Kedua, RUU Rahasia Negara tidak dirumuskan di atas asas “Pengecualian Informasi/kerahasiaan negara bersifat ketat dan terbatas”, prinsip universal dalam pengaturan kerahasiaan negara yang berlaku di negara-negara demokratis. Bab Asas RUU Rahasia Negara belum mengadopsi prinsip ini, meskipun telah diusulkan oleh masyarakat sipil. Dalam Bab Asas ini justru dirumuskan asas yang tidak jelas tujuannya : “asas kesebandingan hukum”, “asas perlindungan kepentingan pribadi”, “asas keterbukaan yang dibatasi Konstitusi”. Asas kesebandingan hukum membutuhkan penjelasan lebih lanjut karena tidak cukup jelas normanya. Bagaimana kita menjelaskan kerahasiaan negara untuk melindungi kepentingan pribadi? Adakah rahasia negara untuk kepentingan pribadi? Selain itu, dalam Konstitusi kita tidak ada satu pasal pun yang membatasi keterbukaan.
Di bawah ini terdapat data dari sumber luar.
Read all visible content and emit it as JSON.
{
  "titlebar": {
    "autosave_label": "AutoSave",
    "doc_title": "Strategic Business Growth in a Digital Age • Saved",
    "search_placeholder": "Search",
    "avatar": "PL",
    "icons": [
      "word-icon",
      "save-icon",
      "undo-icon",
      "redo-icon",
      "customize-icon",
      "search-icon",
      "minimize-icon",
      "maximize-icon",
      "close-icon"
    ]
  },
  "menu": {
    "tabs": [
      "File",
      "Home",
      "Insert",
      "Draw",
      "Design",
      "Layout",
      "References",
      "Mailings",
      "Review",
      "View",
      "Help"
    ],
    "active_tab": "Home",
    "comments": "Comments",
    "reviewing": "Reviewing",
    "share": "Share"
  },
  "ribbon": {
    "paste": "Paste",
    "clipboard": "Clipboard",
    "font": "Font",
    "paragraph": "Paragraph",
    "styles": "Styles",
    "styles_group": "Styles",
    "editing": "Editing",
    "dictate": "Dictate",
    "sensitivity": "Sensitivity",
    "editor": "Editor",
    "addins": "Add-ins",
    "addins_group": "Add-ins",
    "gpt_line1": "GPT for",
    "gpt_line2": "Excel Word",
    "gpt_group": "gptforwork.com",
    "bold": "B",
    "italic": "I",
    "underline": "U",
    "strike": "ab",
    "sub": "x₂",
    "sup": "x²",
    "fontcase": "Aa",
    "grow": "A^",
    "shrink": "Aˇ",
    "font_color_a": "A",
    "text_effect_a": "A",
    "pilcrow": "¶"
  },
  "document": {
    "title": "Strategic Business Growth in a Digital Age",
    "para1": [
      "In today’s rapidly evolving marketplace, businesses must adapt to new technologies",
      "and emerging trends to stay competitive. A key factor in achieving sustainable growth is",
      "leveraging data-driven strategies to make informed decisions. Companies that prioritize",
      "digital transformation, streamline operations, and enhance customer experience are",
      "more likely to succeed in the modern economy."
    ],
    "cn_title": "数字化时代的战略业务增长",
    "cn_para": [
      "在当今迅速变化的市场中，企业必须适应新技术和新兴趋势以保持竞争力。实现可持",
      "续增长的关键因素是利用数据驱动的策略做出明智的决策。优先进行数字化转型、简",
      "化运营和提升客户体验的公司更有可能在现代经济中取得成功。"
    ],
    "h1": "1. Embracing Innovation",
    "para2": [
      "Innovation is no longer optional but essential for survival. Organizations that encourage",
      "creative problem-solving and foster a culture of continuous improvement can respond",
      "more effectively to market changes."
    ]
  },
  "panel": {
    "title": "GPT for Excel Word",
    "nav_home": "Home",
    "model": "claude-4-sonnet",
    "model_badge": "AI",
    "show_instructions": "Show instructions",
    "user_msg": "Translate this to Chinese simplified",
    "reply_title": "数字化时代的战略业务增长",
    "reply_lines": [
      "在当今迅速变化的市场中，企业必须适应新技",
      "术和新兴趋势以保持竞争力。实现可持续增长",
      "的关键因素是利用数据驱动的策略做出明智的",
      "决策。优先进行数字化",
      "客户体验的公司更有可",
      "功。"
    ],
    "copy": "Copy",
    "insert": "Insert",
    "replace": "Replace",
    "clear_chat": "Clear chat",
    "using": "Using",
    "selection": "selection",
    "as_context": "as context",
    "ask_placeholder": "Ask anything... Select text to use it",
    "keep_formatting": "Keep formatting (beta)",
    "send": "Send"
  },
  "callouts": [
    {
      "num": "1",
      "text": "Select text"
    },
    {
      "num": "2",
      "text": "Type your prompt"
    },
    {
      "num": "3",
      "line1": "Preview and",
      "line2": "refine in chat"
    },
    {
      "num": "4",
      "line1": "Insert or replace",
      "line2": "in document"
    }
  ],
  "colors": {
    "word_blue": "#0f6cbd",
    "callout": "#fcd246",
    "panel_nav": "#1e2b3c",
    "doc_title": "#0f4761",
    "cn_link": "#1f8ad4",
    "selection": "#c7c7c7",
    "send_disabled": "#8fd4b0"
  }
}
Ketiga, meskipun dalam definisi pasal 1 telah terjadi pengerucutan lingkup rahasia negara pada informasi strategis terkait dengan kedaulatan, keutuhan, keselamatan Negara Kesatuan Republik Indonesia, namun pada pasal 6 jenis rahasia negara masih dirumuskan secara luas dan tidak spesifik, misalnya mencakup “informasi rencana alokasi dan pembelanjaan tertentu”, ”informasi tertentu yang berkaitan dengan alokasi anggaran dan pembelanjaan serta aset pemerintah yang tepat untuk tujuan keamanan nasional”, ”informasi tentang posisi dan aktivitas pejabat negara yang berwenang dan bertanggung jawab dalam kondisi kesiagaan pertahanan dan/atau keadaan bahaya”, “informasi yang berkaitan dengan persenjataan, amunisi dan teknologi untuk keperluan pertahanan dan keamanan”. Memang sudah ada penambahan kata “tertentu” pada beberapa jenis rahasia negara. Namun persoalannya kemudian siapakah yang otoritatif untuk “menentukan” dan melalui mekanisme atau pengaturan pada level mana “penentuan” itu akan dilakukan?
Keempat, penetapan jenis rahasia negara tidak berhenti dalam UU Rahasia Negara, namun juga merujuk pada perahasiaan informasi di undang-undang lain (Pasal 6b). Dengan kata lain, lingkup rahasia negara tidak sebatas pada lingkup informasi strategis pertahanan, intelijen, persandingan negara, hubungan luar negeri, fungsi diplomatik dan ketahanan ekonomi nasional, namun juga jenis-jenis rahasia negara lain yang sangat mungkin mencakup rahasia instansi, rahasia birokrasi, rahasia jabatan dan seterusnya. Jika undang-undang lain menetapkan rahasia instansi, rahasia jabatan atau bentuk pengecualian informasi yang lain, maka otomatis masuk dalam kategori rahasia negara. Mari kita lihat rumusan rahasia negara dalam gugus hubungan luar negeri berikut ini : “Informasi dan dokumen berklasifikasi rahasia yang berkaitan dengan perjanjian internasional, baik secara bilateral, regional, maupun multilateral dengan negara lain, organisasi internasional dan subyek hukum internasional lainnya.” (DIM 118). Tidak jelas dari mana asal klasifikasi rahasia ini, dari UU Rahasia Negara atau dari undang-undang atau peraturan yang lain!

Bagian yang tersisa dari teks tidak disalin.